Algorithm convergence with logistic classifier

I am doing a college classification project, in which I am required to classify some handwritten digits. Assume that my input is a N*D where D is the number of features in each input sample and I need to classify each sample into "K" classes. I am using multiclass logisitic regression and in my training phase I am trying to find my weighted matrix(D*K) with gradient descent algorithm.

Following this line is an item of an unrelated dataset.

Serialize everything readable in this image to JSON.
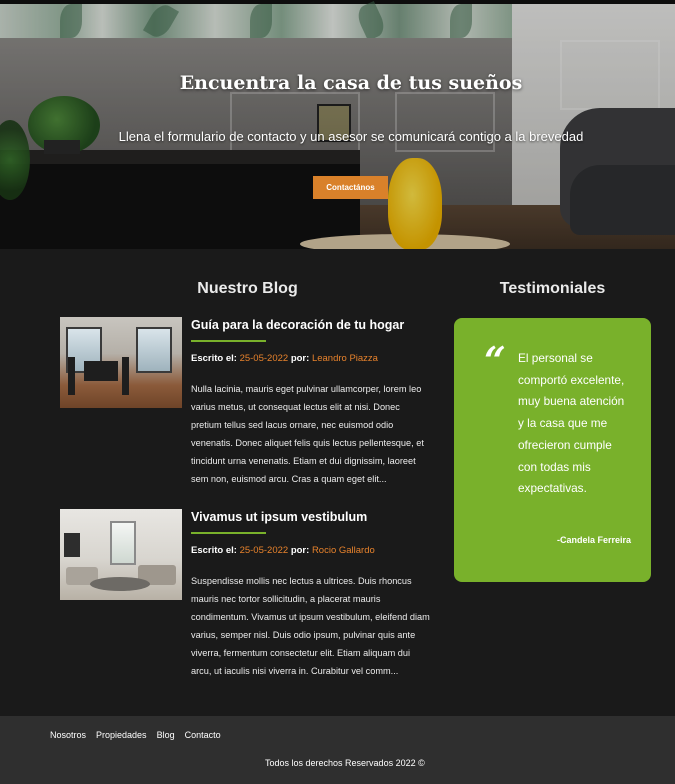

I have read so many articles about this algorithm and in many of them it is suggested that we need to choose the weighted matrix at which our algorithm converges. I am assuming that here the word "converges" means where all the entries in our gradient matrix will become '0'. I have tried around 1000 iterations of this algorithm and with each iteration my error is going down but my gradient matrix is not becoming 'zero'.

So can someone tell me why I am getting this behaviour or getting a perfect '0' for all of the elements in the gradient matrix is impossible?

$$p(Y = i|X = x) = \frac{\exp(f_i(x))}{\sum_{j=1}^n \exp(f_j(x))},$$
and normally you will use a $1$-of-$k$ binary encoding for your outputs. However since the output of the softmax only matches this encoding asymptotically as $f_i(x) \longrightarrow \pm\infty$, you'll always have some error and thus your gradient will never be 0.
• Use the value of the $0$-$1$ loss to assess convergence rather than whatever differentiable loss you're using for gradient descent.